ZUSAMMENARBEIT ZWISCHEN
ORTSKIRCHE UND MISSIONEN

Entwurf von Herbert Leuninger als Mitglied im „Beirat zum Referat Ausländerseelsorge im Katholischen Auslandssekretariat Bonn“ als Konzept für Empfehlungen der Deutschen Bischofskonferenz (nicht umgesetzt)

1. Aufgabenstellung

1.1
Die Gemeinsame Synode hat beschlossen, daß die Bistümer „weitere nichtterritoriale Gemeinden errichten und sie modellhaft in verschiedenen Stufen erproben“ sollen.

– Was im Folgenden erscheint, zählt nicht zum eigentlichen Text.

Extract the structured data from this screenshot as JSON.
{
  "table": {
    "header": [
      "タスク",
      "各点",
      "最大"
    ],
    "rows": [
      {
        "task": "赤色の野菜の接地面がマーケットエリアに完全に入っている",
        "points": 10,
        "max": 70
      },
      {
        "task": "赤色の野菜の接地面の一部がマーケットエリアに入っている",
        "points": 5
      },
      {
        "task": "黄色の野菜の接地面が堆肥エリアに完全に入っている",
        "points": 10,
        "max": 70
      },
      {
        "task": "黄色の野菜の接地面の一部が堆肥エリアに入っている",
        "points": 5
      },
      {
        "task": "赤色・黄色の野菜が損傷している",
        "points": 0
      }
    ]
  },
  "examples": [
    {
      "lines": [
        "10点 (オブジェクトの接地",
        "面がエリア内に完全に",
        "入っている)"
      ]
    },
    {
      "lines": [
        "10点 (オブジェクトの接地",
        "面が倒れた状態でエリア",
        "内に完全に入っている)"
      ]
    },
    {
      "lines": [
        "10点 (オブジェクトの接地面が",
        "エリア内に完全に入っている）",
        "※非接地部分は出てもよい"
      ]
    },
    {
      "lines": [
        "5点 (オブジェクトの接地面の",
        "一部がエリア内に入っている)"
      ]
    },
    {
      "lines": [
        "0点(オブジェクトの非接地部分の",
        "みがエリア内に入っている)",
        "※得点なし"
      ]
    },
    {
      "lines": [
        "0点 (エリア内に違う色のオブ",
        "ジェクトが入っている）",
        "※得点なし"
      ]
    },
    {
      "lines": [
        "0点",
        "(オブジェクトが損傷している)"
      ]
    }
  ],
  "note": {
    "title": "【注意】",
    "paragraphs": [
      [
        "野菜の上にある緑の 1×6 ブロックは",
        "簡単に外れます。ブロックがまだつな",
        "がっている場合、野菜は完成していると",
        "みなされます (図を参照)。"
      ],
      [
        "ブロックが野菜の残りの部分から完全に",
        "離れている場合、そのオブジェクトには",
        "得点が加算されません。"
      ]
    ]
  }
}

„Sie sind eine wertvolle Ergänzung territorialer Strukturen und müssen ihnen zugeordnet sein“ (1). Im Beschluss „Die ausländischen Arbeitnehmer – eine Frage an die Kirche und Gesellschaft“ wurde darüber hinaus angeordnet, die „Strukturen der Ausländerseelsorge den jeweiligen konkreten Verhältnissen und den personellen Möglichkeiten anzupassen“ (2).

1.2
Nachdem die Phase der starken Neuzugänge von Katholiken anderer Muttersprache vorbei ist, geht es zukünftig vor allem darum, die für die Gläubigen errichteten Missionen (missiones cum cura animarum) zu differenzieren und sie stärker mit den vorhandenen Strukturen der Ortskirche zu verbinden.

1.3
Dabei gelten folgende Gesichtspunkte:

1.3.1
Die Kirche fasst Gläubige unterschiedlicher Herkunft, Sprache, Kultur und sozialer Stellung in einer einzigen Gemeinschaft zusammen. Nach dem II. Vatikanischen Konzil ist sie „Sakrament, d.h. Zeichen und Werkzeug für die innerste Vereinigung mit Gott wie für die Vereinigung der ganzen Menschheit unter sich“ (3).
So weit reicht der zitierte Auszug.